Definition - What does Wedge mean?
Wedges are an important component of the probes used in phased array technology. Phased array probe assemblies usually also include a plastic wedge. Wedges are used in both shear wave and longitudinal wave applications, including straight beam linear scans. These wedges perform basically the same function in phased array systems as in conventional single element flaw detection, coupling sound energy from the transducer to the test piece in such a way that its mode converts and refracts at a desired angle in accordance with Snell's Law.
While phased array systems do utilize beam steering to create beams at multiple angles from a single wedge, this refraction effect is also part of the beam generation process. Shear wave wedges look very similar to those used with conventional transducers, and like conventional wedges they come in many sizes and styles. Some of them incorporate couplant feed holes for scanning applications.
Corrosionpedia explains Wedge
Wedges can be custom contoured to accommodate complex part geometries. In addition to incident angles, there are several wedge dimensions that are used in programming phased array scans to ensure proper distance and depth calibration and the proper refracted angle.
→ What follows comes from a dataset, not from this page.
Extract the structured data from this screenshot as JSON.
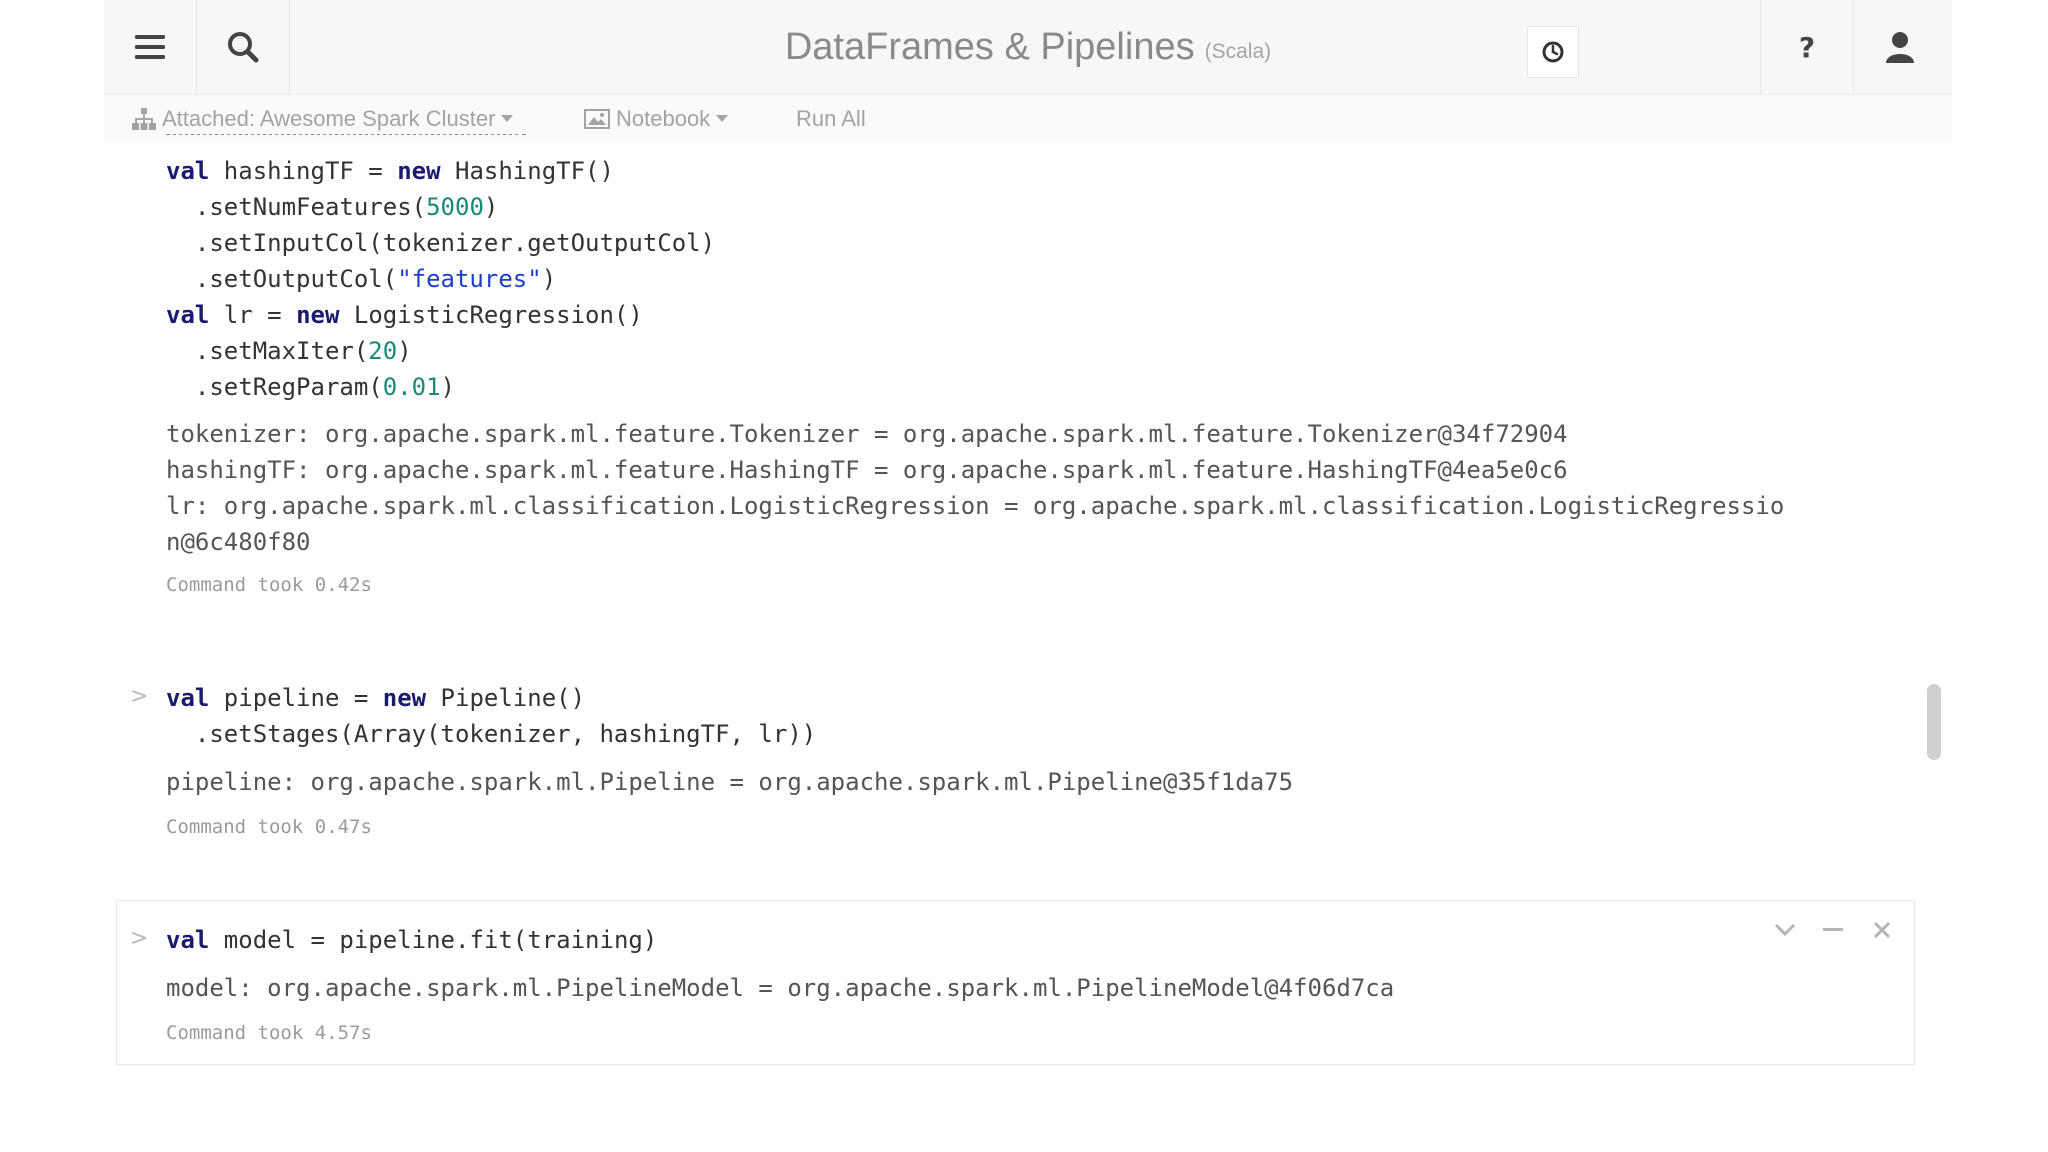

Zero degree wedges are basically flat plastic blocks used for coupling sound energy, for protecting the transducer face from scratches or abrasion in straight linear scans and also for low angle longitudinal wave angled scans.
Some key points of wedges:
- They are available in the refracted angles of 0°, 45°, 55° and 60° in steel.
- Lateral electronic scanning replaces the hand-skewing movement (with lateral wedges).
- The user can design and manufacture the wedges at desired refracted angles.
- Wedges are designed to perform manual or automated scans.